Atualizado em 11 de setembro | 7:07 PM


Publicado originalmente no Caderno B, do Jornal do Brasil, em 19.09.1981.

Não sei bem se por coincidência ou provocação, a literatura emergente da última década
vem insistindo, obstinadamente, em se nomear, num primeiro momento, como marginal
e alternativa e, desde algum tempo, como independente. Ainda que se possa notar nessa
mudança certos sintomas de reavaliação daquilo que seria o papel da poesia, a ênfase no
eixo da autonomia de sua prática parece permanecer como ponto de honra no que diz
respeito aos novos poetas 70/80.
Nas mais variadas circunstâncias, a definição das noções alternativa-marginal-
independente vem carregada de sentido objetivo: o controle total da produção e a
distribuição do trabalho de poesia, o que traria consigo, entre várias vantagens, como
uma maior liberdade de criação, aquela de procurar redefinir o espaço e o alcance social
da literatura. Entretanto, à revelia da evidente clareza do argumento, invariavelmente,
mal se ouve a “colocação” dos novos poetas, instala-se uma incontrolável confusão: ”

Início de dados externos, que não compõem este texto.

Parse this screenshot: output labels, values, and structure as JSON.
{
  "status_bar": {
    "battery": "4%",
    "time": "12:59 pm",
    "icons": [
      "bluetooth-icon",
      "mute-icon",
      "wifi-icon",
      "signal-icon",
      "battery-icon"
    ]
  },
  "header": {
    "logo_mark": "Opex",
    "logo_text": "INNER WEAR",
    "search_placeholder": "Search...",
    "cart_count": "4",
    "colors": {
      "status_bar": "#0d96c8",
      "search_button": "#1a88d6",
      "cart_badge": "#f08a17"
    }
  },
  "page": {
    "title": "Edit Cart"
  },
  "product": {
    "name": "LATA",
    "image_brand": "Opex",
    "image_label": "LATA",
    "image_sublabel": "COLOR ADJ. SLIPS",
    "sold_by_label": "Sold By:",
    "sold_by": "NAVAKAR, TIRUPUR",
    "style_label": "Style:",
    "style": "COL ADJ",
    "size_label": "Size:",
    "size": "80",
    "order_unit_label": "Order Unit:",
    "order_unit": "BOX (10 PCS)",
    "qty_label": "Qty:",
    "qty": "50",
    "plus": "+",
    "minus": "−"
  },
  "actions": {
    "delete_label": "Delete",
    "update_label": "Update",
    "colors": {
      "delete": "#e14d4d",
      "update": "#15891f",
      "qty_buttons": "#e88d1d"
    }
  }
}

qual a poesia que não é independente?”; “Carlos Drummond de Andrade não seria o
maior de nossos marginais?”; “Qual literatura que, em seu sentido profundo, não se
revela alternativa?”. Nada de estranho na confusão, se levarmos em conta que, pelo
menos desde Platão, o poeta é visto e sentido como excluído da República. Resta-lhe
trabalhar com paciência e paradoxalmente com certo encanto, essa situação de
marginalidade e exclusão. O escritor, abrigado em seu gueto, que hora se investe do
sentido de quilombo, hora se reveste com cores de marfim. A defesa radical da
independência e da marginalidade do poeta, em seu sentido mais geral, parece ter-se
consolidado como senso comum no terreno das representações sobre a imagem do
escritor, ficando lamentavelmente excluída da “república das letras” a discussão acerca
da ambigüidade fundamental da definição dessa imagem. O que sustentaria a fé na total
liberdade e independência da criação artística? A que tipo de ilusão e sentimentos
corresponde essa leitura? Qual o sentido efetivo dessa forma de representação da arte?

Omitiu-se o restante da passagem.